The second issue involved the statute of repose. Methodist cited Rankhorn and Huber for the proposition that the Abshures’ claim under a theory of vicarious liability was barred by operation of law in accordance with Johnson v. LeBonheur Children’s Medical Center, 74 S.W.3d 338 (Tenn.2002), because the statute of repose applicable to Dr. Ogle had expired. The Court of Appeals found that Methodist’s reliance on Rankhorn for the proposition that the running of the statute of repose operated to extinguish a plaintiff’s right and remedy following a voluntary nonsuit was misplaced. A plaintiff who timely files his action within the statutes of limitations and repose and then voluntarily nonsuits his action may rely on the savings statute and re-file his action within one year despite the expiration of the statute of repose. See Cronin v. Howe, 906 S.W.2d 91 (Tenn.1995). Thus, where an initial claim is timely filed, the expiration of the statute of repose will not extinguish a claim for vicarious liability by operation of law where the plaintiff voluntarily nonsuits his action in accordance Rule 41.01 and the savings statute.

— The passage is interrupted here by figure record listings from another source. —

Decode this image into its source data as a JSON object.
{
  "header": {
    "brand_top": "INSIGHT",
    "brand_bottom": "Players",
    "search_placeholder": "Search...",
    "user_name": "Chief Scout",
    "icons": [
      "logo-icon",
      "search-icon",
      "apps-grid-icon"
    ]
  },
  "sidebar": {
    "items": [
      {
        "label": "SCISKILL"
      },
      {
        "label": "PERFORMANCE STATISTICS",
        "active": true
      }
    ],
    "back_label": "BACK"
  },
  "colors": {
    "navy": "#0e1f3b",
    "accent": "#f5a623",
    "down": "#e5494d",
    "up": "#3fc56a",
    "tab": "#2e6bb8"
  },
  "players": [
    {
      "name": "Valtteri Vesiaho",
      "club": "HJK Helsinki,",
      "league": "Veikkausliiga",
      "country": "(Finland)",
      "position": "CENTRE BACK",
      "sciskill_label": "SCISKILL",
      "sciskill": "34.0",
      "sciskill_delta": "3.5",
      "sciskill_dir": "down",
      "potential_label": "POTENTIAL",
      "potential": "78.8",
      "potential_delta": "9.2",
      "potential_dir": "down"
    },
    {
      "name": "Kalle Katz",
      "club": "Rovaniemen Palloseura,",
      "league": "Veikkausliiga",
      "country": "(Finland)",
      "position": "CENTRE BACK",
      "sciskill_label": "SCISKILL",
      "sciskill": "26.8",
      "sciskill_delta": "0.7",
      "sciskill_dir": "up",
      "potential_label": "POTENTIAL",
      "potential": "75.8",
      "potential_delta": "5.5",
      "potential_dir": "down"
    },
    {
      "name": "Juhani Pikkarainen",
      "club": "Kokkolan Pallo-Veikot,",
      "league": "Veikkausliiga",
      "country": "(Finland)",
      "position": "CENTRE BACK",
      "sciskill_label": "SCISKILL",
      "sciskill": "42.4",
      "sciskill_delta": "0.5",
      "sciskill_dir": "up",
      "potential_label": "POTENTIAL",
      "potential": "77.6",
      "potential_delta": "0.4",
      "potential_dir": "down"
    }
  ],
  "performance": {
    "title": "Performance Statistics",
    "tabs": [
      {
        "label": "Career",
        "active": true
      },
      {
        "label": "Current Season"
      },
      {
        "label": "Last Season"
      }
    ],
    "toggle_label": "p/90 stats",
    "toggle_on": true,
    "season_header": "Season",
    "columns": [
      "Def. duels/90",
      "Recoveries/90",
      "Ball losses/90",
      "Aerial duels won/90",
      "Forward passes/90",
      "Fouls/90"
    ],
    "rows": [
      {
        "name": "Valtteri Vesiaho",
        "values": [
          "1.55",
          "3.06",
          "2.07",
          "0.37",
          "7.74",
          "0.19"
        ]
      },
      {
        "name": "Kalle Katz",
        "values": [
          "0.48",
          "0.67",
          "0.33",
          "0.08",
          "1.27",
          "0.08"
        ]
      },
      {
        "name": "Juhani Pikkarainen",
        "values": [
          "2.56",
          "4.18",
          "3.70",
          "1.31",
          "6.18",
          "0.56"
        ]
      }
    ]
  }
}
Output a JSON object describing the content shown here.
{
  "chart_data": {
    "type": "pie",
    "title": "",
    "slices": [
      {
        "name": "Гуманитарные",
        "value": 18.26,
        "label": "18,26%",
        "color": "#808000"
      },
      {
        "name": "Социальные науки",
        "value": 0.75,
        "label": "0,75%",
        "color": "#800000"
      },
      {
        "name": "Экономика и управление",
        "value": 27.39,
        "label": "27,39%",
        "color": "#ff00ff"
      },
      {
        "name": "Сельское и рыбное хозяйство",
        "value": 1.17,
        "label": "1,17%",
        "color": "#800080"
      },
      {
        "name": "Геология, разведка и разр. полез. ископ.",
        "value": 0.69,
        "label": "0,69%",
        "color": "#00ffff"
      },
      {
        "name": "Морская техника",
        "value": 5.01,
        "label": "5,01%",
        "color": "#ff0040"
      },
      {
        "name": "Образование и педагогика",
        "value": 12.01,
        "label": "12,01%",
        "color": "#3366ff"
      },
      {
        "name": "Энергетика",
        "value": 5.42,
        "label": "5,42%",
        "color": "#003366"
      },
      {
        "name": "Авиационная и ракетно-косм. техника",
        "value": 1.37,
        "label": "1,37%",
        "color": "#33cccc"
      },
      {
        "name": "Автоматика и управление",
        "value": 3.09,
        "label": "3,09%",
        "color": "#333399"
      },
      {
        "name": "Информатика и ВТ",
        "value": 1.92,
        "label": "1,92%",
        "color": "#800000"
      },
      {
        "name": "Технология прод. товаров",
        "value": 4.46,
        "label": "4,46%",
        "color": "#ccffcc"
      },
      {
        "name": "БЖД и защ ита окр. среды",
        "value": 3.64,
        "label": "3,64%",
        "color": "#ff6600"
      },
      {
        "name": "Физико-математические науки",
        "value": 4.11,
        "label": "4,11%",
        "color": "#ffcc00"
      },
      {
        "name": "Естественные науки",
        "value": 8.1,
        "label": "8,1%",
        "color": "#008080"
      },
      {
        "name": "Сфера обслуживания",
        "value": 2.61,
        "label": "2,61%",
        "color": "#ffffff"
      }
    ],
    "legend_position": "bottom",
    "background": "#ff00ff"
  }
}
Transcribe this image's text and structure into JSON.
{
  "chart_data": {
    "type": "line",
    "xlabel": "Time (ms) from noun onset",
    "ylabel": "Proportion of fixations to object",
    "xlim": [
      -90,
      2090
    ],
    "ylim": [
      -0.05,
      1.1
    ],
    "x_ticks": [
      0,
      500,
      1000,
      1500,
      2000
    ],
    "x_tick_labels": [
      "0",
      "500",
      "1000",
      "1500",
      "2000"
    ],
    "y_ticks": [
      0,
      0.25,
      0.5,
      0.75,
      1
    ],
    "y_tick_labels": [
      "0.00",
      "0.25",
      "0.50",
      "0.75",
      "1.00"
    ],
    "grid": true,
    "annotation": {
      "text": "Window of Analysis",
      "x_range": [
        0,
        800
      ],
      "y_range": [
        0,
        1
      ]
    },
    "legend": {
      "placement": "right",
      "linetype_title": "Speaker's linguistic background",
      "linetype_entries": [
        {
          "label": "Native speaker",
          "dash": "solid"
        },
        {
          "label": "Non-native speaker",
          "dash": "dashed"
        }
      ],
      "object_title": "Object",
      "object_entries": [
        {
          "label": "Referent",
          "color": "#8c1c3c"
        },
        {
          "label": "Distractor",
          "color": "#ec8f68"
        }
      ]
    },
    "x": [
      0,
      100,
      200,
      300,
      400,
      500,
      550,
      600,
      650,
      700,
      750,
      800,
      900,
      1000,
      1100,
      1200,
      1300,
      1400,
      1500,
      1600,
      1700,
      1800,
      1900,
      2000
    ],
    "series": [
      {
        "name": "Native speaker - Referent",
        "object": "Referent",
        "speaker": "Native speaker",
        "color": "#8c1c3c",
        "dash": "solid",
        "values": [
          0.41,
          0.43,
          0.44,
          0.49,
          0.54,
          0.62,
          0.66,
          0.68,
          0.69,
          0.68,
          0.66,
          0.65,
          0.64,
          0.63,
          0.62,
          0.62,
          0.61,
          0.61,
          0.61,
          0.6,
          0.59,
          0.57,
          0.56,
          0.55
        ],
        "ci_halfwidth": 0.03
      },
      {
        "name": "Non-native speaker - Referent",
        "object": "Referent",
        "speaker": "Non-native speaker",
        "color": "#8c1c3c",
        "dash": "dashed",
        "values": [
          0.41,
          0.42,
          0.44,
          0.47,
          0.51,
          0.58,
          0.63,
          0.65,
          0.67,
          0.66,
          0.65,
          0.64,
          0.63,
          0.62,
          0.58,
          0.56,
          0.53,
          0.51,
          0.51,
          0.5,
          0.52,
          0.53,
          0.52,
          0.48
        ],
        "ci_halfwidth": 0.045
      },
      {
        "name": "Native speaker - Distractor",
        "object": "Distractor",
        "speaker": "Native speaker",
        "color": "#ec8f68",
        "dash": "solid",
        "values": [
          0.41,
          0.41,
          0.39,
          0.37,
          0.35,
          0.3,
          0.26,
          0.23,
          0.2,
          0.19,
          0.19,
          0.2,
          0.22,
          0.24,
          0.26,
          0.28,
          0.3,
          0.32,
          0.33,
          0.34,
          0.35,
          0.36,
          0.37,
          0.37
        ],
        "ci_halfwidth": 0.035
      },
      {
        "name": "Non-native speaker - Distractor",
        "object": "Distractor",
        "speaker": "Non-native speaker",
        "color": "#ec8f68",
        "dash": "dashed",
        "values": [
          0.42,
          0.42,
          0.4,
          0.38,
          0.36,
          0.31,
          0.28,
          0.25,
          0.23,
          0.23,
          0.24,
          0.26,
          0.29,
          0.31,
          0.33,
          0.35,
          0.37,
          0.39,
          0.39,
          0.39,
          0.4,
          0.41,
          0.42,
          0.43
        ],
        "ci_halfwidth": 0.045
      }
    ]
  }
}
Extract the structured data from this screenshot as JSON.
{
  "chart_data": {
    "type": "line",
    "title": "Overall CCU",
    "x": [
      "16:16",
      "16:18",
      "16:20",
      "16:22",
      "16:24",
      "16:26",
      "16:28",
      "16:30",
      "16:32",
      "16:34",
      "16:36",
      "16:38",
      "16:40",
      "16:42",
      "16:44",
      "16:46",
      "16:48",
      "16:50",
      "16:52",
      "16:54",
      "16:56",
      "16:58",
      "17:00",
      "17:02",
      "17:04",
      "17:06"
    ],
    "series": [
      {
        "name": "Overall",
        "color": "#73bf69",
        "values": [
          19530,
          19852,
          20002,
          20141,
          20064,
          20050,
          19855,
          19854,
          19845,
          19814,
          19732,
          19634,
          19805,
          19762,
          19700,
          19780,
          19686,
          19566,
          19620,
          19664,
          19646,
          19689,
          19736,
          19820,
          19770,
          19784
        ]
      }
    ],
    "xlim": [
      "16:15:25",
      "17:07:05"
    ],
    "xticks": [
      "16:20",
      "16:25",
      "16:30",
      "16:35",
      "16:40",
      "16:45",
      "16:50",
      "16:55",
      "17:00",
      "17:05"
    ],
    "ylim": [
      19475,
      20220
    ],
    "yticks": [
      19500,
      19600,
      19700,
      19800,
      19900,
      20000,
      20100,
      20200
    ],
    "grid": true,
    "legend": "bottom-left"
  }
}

The third issue, however, was fatal to the Abshures. The Court of Appeals held that is the substantive effect of the Abshures’ second Rule 41.01 nonsuit, which was taken well beyond the one-year savings period provided by the savings statute, was equivalent to “a covenant not to sue.” It operated to relieve Dr. Ogle from any assessment of liability against him. The nonsuit gave rise to the third instance in Johnson v. LeBonheur wherein a principal may not be held vicariously liable based upon the acts of its agent when the injured party confers a substantive right (like a covenant not to sue) upon the agent. Therefore, the Court of Appeals affirmed the summary Judgment for Methodist.

Abshure v. Upshaw is a good case because I think it limits the harsh effect of the Huber doctrine. There is no need to name agents for vicarious liability to attach. This should help with the new notice statute as well. On the other hand, you must be wary of the savings statute when electing to nonsuit and recommence your action.